Com aproximadamente dois milhões de clientes, o HSBC atingiu, no mês de junho, o índice de 1,18, que corresponde ao número de reclamações divido pelo número de clientes e multiplicado por cem mil. Na segunda colocação vem o Banco do Brasil com índice de 0,99, e em terceiro lugar ficou o Unibanco com 0,77. O Bradesco aparece na quarta posição, com índice de 0,71, seguido pelo Santander Banespa, com 0,66.
Neste ano, já é a terceira vez que o HSBC lidera a lista do BC, nos meses de janeiro, maio e junho. Em fevereiro e abril o banco apareceu em segundo lugar e em março no terceira colocação.

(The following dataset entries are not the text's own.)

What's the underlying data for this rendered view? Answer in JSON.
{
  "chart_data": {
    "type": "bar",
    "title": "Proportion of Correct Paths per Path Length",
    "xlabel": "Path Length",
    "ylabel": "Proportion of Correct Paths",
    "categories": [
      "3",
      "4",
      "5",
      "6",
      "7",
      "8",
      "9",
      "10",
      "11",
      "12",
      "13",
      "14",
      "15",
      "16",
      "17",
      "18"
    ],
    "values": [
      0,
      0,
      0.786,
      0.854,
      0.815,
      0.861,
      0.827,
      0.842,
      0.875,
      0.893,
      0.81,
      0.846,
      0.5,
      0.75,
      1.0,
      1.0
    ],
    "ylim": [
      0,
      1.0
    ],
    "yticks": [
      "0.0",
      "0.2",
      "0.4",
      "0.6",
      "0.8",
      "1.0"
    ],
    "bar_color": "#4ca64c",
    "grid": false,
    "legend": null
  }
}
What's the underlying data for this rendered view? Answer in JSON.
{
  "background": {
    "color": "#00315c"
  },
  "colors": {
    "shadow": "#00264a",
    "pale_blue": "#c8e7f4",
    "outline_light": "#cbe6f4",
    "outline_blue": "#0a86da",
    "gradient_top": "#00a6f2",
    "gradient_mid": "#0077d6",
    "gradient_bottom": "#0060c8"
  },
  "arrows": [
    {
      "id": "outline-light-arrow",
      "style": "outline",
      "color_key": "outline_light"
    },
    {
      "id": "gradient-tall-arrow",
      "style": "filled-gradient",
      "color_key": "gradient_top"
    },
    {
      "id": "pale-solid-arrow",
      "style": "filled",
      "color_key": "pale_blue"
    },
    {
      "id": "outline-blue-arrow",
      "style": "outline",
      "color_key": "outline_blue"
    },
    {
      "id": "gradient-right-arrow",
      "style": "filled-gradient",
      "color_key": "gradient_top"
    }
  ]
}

Para Adilson Stuzata, presidente da Federação dos Bancários da CUT do Paraná (FETEC-PR) e coordenador da Comissão de Organização dos Empregados (COE) do HSBC, esses péssimos resultados são o fruto da política de recursos humanos adotada pelo banco. “A precarização da mão-de-obra agrava esta situação. O HSBC demite o bancário qualificado e preenche esta vaga com um estagiário ou com um funcionário contratado pelo part-time”, conclui Stuzata.
A FETEC-PR e o Sindicato dos Bancários de Curitiba e região se reúnem hoje, às 14h, no Palácio Avenida, com representantes do HSBC para discutir questões locais. De acordo com Stuzata, o posicionamento do banco no ranking de reclamações do BC será abordado.